Baidu has recently launched its latest multimodal artificial intelligence model - ERNIE-4.5-VL-28B-A3B-Thinking, a new type of AI model that deeply integrates images into the reasoning process. Baidu claims that this model performs well in multiple multimodal benchmark tests, occasionally surpassing top commercial models such as Google's Gemini 2.5 Pro and OpenAI's GPT-5 High.

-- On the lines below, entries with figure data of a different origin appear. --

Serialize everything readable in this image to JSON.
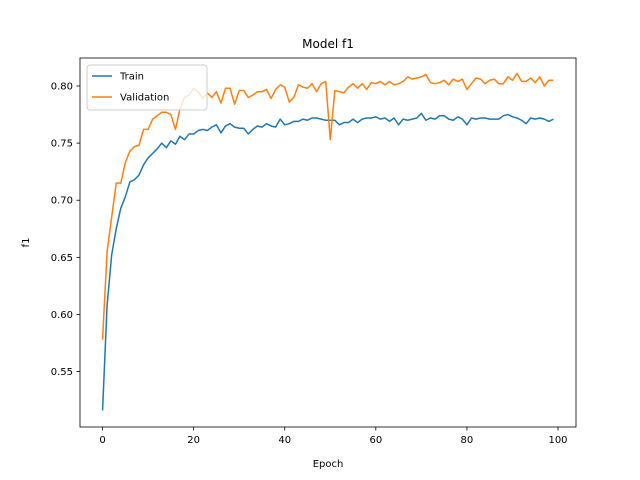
{
  "chart_data": {
    "type": "line",
    "title": "Model f1",
    "xlabel": "Epoch",
    "ylabel": "f1",
    "xlim": [
      -4.95,
      103.95
    ],
    "ylim": [
      0.5015,
      0.8245
    ],
    "xticks": [
      0,
      20,
      40,
      60,
      80,
      100
    ],
    "yticks": [
      0.55,
      0.6,
      0.65,
      0.7,
      0.75,
      0.8
    ],
    "ytick_labels": [
      "0.55",
      "0.60",
      "0.65",
      "0.70",
      "0.75",
      "0.80"
    ],
    "grid": false,
    "legend_position": "top-left",
    "series": [
      {
        "name": "Train",
        "color": "#1f77b4",
        "x": [
          0,
          1,
          2,
          3,
          4,
          5,
          6,
          7,
          8,
          9,
          10,
          11,
          12,
          13,
          14,
          15,
          16,
          17,
          18,
          19,
          20,
          21,
          22,
          23,
          24,
          25,
          26,
          27,
          28,
          29,
          30,
          31,
          32,
          33,
          34,
          35,
          36,
          37,
          38,
          39,
          40,
          41,
          42,
          43,
          44,
          45,
          46,
          47,
          48,
          49,
          50,
          51,
          52,
          53,
          54,
          55,
          56,
          57,
          58,
          59,
          60,
          61,
          62,
          63,
          64,
          65,
          66,
          67,
          68,
          69,
          70,
          71,
          72,
          73,
          74,
          75,
          76,
          77,
          78,
          79,
          80,
          81,
          82,
          83,
          84,
          85,
          86,
          87,
          88,
          89,
          90,
          91,
          92,
          93,
          94,
          95,
          96,
          97,
          98,
          99
        ],
        "values": [
          0.516,
          0.608,
          0.652,
          0.675,
          0.693,
          0.703,
          0.716,
          0.718,
          0.722,
          0.731,
          0.737,
          0.741,
          0.745,
          0.75,
          0.746,
          0.752,
          0.749,
          0.756,
          0.753,
          0.758,
          0.758,
          0.761,
          0.762,
          0.761,
          0.764,
          0.766,
          0.759,
          0.765,
          0.767,
          0.764,
          0.763,
          0.763,
          0.758,
          0.762,
          0.765,
          0.764,
          0.767,
          0.765,
          0.764,
          0.771,
          0.766,
          0.767,
          0.769,
          0.769,
          0.771,
          0.77,
          0.772,
          0.772,
          0.771,
          0.77,
          0.77,
          0.77,
          0.766,
          0.768,
          0.768,
          0.771,
          0.768,
          0.771,
          0.772,
          0.772,
          0.773,
          0.771,
          0.772,
          0.769,
          0.772,
          0.766,
          0.771,
          0.77,
          0.771,
          0.772,
          0.776,
          0.77,
          0.772,
          0.771,
          0.774,
          0.774,
          0.771,
          0.77,
          0.773,
          0.771,
          0.766,
          0.772,
          0.771,
          0.772,
          0.772,
          0.771,
          0.771,
          0.771,
          0.774,
          0.775,
          0.773,
          0.772,
          0.77,
          0.767,
          0.772,
          0.771,
          0.772,
          0.771,
          0.769,
          0.771
        ]
      },
      {
        "name": "Validation",
        "color": "#ff7f0e",
        "x": [
          0,
          1,
          2,
          3,
          4,
          5,
          6,
          7,
          8,
          9,
          10,
          11,
          12,
          13,
          14,
          15,
          16,
          17,
          18,
          19,
          20,
          21,
          22,
          23,
          24,
          25,
          26,
          27,
          28,
          29,
          30,
          31,
          32,
          33,
          34,
          35,
          36,
          37,
          38,
          39,
          40,
          41,
          42,
          43,
          44,
          45,
          46,
          47,
          48,
          49,
          50,
          51,
          52,
          53,
          54,
          55,
          56,
          57,
          58,
          59,
          60,
          61,
          62,
          63,
          64,
          65,
          66,
          67,
          68,
          69,
          70,
          71,
          72,
          73,
          74,
          75,
          76,
          77,
          78,
          79,
          80,
          81,
          82,
          83,
          84,
          85,
          86,
          87,
          88,
          89,
          90,
          91,
          92,
          93,
          94,
          95,
          96,
          97,
          98,
          99
        ],
        "values": [
          0.578,
          0.655,
          0.685,
          0.715,
          0.715,
          0.733,
          0.743,
          0.747,
          0.748,
          0.762,
          0.762,
          0.771,
          0.774,
          0.777,
          0.777,
          0.775,
          0.762,
          0.78,
          0.79,
          0.792,
          0.798,
          0.795,
          0.789,
          0.794,
          0.79,
          0.795,
          0.785,
          0.798,
          0.798,
          0.784,
          0.796,
          0.796,
          0.79,
          0.792,
          0.795,
          0.795,
          0.797,
          0.789,
          0.797,
          0.801,
          0.799,
          0.786,
          0.79,
          0.801,
          0.799,
          0.798,
          0.802,
          0.795,
          0.802,
          0.804,
          0.753,
          0.796,
          0.795,
          0.794,
          0.799,
          0.802,
          0.798,
          0.802,
          0.797,
          0.803,
          0.802,
          0.804,
          0.801,
          0.804,
          0.801,
          0.802,
          0.804,
          0.808,
          0.806,
          0.807,
          0.808,
          0.81,
          0.803,
          0.802,
          0.803,
          0.805,
          0.801,
          0.806,
          0.804,
          0.806,
          0.797,
          0.802,
          0.807,
          0.806,
          0.802,
          0.805,
          0.806,
          0.802,
          0.802,
          0.808,
          0.805,
          0.811,
          0.804,
          0.804,
          0.807,
          0.803,
          0.808,
          0.8,
          0.805,
          0.805
        ]
      }
    ]
  }
}
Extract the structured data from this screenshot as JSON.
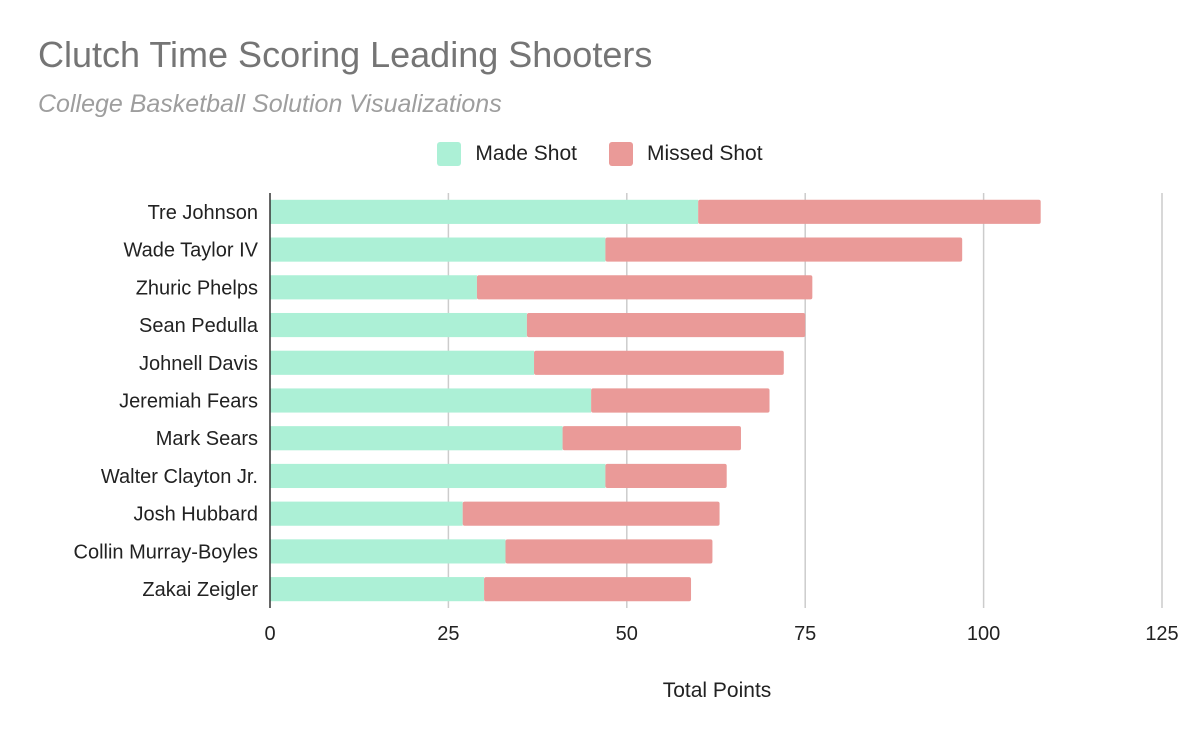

Combining Lightweight and High Performance
Although the total number of parameters in this model is 28 billion, due to the use of a routing architecture, it only uses 3 billion active parameters for reasoning. With this efficient architecture, ERNIE-4.5-VL-28B-A3B-Thinking can run on a single device equipped with 80GB GPU (such as the Nvidia A100). Baidu has released the model under the Apache 2.0 license, allowing it to be used for commercial projects free of charge. However, the performance claimed by Baidu has not yet been independently verified.

Core Capabilities: "Image Thinking" and Precise Localization
The standout feature of this model is its **"Image Thinking"** function, which allows it to dynamically process images during reasoning to highlight key details. For example, the model can automatically zoom in on blue signs in an image and accurately identify the text on them, effectively using an image editing tool internally.
Other tests have demonstrated its strong multimodal capabilities:
It can precisely locate people in images and return their coordinates.
It can solve complex mathematical problems by analyzing circuit diagrams.
It can recommend the best time for sightseeing based on chart data.
For video input, it can extract subtitles and match scenes with specific timestamps.
It can access external tools, such as web-based image searches, to identify unfamiliar organisms.